Nasihat Pak Vitalis yang sampai saat ini sulit untuk kami lupakan adalah: “semua tamatan dari sekolag ini harus membangun pertanian dan jadi petani.” Almarhum tidak bosan-bosan memotivasi anak didiknya untuk jadikan “pertanian” sebagai ladang pengabdian cari hidup sekaligus harga diri seorang tamatan SPP/SPMA. Di mana pun tempat bekerja kelak, apakah sebagai petani, PPL (penyuluh pertanian lapangan), atau pejabat di kantor pertanian, tetaplah “berperilaku” sebagai petani dan “membangun” pertanian sebagai tanggung jawab keilmuan para alumnus.
Almarhum sepertinya memang merasa puas dan bangga kalau para alumnus memilih jadi petani atau PPL, sedangkan yang memilih kuliah di perguruan tinggi adalah kekecualian, kalau merasa punya kemampuan lebih. Maka, pada waktu lulus tahun 1980, beliau tanya kepada saya, “Kau mau jadi petani atau PPL?” “Saya mau kuliah, Bapak, rencananya ke Akademi Farming Semarang” jawab saya sekaligus minta restu. Beliau melihat kesungguhan saya untuk kuliah, dan merestuinya. “Yang penting,” kata beliau sambil menatap mata saya, “habis kuliah, pulang Boawae ya, untuk mengajar di sini,” dan saya menyanggupinya.

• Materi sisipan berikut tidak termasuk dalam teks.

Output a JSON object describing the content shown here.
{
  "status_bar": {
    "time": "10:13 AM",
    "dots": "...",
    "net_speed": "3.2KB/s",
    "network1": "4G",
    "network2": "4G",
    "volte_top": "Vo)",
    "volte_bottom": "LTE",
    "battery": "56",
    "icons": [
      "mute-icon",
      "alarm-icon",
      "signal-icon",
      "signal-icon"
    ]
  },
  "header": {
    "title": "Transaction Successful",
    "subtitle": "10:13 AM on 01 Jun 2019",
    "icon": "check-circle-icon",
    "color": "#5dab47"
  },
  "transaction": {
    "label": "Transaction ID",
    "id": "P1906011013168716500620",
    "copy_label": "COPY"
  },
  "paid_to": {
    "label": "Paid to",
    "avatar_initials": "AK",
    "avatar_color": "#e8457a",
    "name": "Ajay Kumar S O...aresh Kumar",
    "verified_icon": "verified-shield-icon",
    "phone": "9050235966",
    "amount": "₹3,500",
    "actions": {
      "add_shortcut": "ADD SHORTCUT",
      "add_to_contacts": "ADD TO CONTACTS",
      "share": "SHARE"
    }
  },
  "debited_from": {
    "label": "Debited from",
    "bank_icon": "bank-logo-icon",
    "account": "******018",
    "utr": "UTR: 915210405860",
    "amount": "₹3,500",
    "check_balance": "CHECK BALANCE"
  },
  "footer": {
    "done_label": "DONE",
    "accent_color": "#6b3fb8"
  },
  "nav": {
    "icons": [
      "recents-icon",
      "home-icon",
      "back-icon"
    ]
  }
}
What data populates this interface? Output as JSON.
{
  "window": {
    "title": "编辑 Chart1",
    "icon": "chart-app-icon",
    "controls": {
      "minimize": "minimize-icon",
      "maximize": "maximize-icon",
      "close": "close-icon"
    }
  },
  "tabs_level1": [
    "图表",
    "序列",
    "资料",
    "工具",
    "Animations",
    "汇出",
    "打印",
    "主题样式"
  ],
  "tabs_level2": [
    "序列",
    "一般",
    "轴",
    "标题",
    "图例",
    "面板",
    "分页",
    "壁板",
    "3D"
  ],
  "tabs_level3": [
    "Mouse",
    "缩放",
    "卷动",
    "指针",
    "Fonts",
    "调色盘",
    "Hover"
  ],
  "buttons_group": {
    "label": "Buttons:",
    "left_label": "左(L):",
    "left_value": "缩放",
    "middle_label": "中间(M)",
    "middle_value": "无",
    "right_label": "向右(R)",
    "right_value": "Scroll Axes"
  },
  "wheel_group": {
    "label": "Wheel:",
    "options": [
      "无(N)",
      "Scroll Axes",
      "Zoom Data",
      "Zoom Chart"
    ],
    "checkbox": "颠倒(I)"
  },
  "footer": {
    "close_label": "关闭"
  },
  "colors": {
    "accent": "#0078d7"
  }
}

Memang pada waktu itu ada beberapa di antara kami yang mau kuliah, antara lain Dismas Bapa dan Morit Meze. Harapan yang tulus dari guruku ini ternyata tidak dapat saya penuhi. Saya kuliah hanya satu bulan di Akademi Farming Semarang, terus tergoda kuliah di perguruan tinggi negeri. Awalnya hanya coba-coba ikut ujian masuk perguruan tinggi negeri (Ujian Perintis) ternyata lulus, ditambah dengan uang kuliah murah, hanya Rp 35.000 per semester, jadilah saya banting stir, dan tidak ada kaitan sedikit pun dengan bidang pertanian. Pindahlah saya kuliah di IKIP Negeri Semarang (kini menjadi Universitas Negeri Semarang), jurusan Pendidikan Bahasa dan Sastra Indonesia. Sedikitnya saya merasa bersalah kepada guruku ini, karena tidak sepenuhnya mengikuti saran yang tulus dari beliau.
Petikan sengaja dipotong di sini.